Goethe m’a raconté qu’il était allé avant dîner au Belvédère, pour donner un coup d’œil à l’escalier de Coudray. Il le trouve très-bien. Il me dit en même temps qu’il avait reçu un gros morceau de bois pétrifié, qu’il voulait me montrer. — « Ces souches pétrifiées, me dit-il, forment à la terre comme une ceinture ; on les trouve jusqu’en Amérique, toujours à la hauteur du 51e degré. — Il faut tous les jours s’étonner davantage ! On n’a vraiment aucune idée de l’organisation primitive de la terre, et je ne peux m’empêcher de blâmer M. de Buch, qui veut endoctriner les hommes pour propager ses hypothèses. Il ne sait rien, personne ne sait rien de plus que lui ; aussi ce que l’on enseigne est parfaitement indifférent, pour peu que l’on ait une lueur d’intelligence. »

Nous parlâmes ensuite du Voyage en Italie, et Goethe me dit que dans une de ses lettres écrites en Italie il avait trouvé une chanson qu’il voulait me montrer.
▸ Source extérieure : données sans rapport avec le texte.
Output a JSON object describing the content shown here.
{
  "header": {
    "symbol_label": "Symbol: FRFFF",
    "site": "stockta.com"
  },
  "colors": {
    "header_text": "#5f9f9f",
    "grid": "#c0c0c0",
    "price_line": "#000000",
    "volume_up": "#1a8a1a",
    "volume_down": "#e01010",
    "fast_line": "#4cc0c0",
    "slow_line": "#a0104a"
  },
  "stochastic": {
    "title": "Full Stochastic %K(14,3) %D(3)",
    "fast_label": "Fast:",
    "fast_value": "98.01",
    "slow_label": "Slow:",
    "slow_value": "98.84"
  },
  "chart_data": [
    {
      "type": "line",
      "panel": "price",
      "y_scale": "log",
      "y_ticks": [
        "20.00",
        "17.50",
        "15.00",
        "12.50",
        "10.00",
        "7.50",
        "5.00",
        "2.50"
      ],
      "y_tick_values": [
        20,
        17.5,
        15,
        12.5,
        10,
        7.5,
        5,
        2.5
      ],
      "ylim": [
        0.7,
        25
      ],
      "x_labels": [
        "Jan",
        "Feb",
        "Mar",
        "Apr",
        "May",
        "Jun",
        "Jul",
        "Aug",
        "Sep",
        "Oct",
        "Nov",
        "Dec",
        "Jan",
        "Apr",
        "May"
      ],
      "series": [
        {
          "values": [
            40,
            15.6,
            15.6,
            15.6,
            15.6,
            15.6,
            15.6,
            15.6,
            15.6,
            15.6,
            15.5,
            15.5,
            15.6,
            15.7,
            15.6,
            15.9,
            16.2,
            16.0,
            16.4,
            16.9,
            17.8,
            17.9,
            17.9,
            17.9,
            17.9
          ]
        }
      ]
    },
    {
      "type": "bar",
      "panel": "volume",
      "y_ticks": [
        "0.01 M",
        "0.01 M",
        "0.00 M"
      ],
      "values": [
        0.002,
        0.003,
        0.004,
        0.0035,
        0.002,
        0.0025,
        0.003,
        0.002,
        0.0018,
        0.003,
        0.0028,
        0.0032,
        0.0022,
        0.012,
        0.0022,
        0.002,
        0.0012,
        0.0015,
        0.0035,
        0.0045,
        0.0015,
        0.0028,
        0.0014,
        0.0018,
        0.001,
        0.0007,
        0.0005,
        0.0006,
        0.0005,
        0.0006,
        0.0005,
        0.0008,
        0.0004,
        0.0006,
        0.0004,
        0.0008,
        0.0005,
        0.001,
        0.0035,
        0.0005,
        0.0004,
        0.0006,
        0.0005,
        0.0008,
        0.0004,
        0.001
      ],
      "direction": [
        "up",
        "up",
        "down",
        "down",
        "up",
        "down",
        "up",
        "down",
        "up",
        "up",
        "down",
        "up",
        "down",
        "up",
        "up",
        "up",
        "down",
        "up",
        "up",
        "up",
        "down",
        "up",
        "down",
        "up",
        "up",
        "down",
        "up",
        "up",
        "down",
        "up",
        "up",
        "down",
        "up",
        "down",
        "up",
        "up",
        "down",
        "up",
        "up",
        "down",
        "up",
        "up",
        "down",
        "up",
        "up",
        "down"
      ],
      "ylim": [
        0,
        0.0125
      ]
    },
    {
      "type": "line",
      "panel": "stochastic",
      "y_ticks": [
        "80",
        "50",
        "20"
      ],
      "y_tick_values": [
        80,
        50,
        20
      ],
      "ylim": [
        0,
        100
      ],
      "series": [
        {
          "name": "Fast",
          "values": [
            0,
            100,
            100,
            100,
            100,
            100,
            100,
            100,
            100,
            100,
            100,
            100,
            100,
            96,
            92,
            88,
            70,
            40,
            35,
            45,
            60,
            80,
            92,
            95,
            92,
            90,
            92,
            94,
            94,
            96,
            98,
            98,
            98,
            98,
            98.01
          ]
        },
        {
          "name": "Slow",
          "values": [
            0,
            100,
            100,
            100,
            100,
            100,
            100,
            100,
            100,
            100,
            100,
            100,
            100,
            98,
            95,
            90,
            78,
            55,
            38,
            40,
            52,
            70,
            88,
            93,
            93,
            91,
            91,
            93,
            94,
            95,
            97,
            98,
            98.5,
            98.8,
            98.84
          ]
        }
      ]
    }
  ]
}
Il me pria de lui donner un paquet de papiers placé en face de moi sur le pupitre. Je le lui donnai ; c’étaient ses lettres d’Italie ; il chercha la poésie et lut :

Cupidon, enfant effronté et entêté, tu m’as prié de te loger quelques heures, combien de jours et de nuits es-tu resté ! Et maintenant te voilà devenu maître et seigneur dans la maison ; je suis chassé de ma large couche ; je reste étendu par terre, mes nuits sont pleines de tourments ; ta malice attise sans cesse la flamme du foyer, tu consumes les provisions d’hiver et dévastes mon pauvre logis. Tu as déplacé, dérangé tout mon ménage, je cherche, je suis comme un aveugle, je suis perdu, tu fais si maladroitement du tapage que je crains que la pauvre petite âme ne s’enfuie pour te fuir, et ne laisse la maison vide.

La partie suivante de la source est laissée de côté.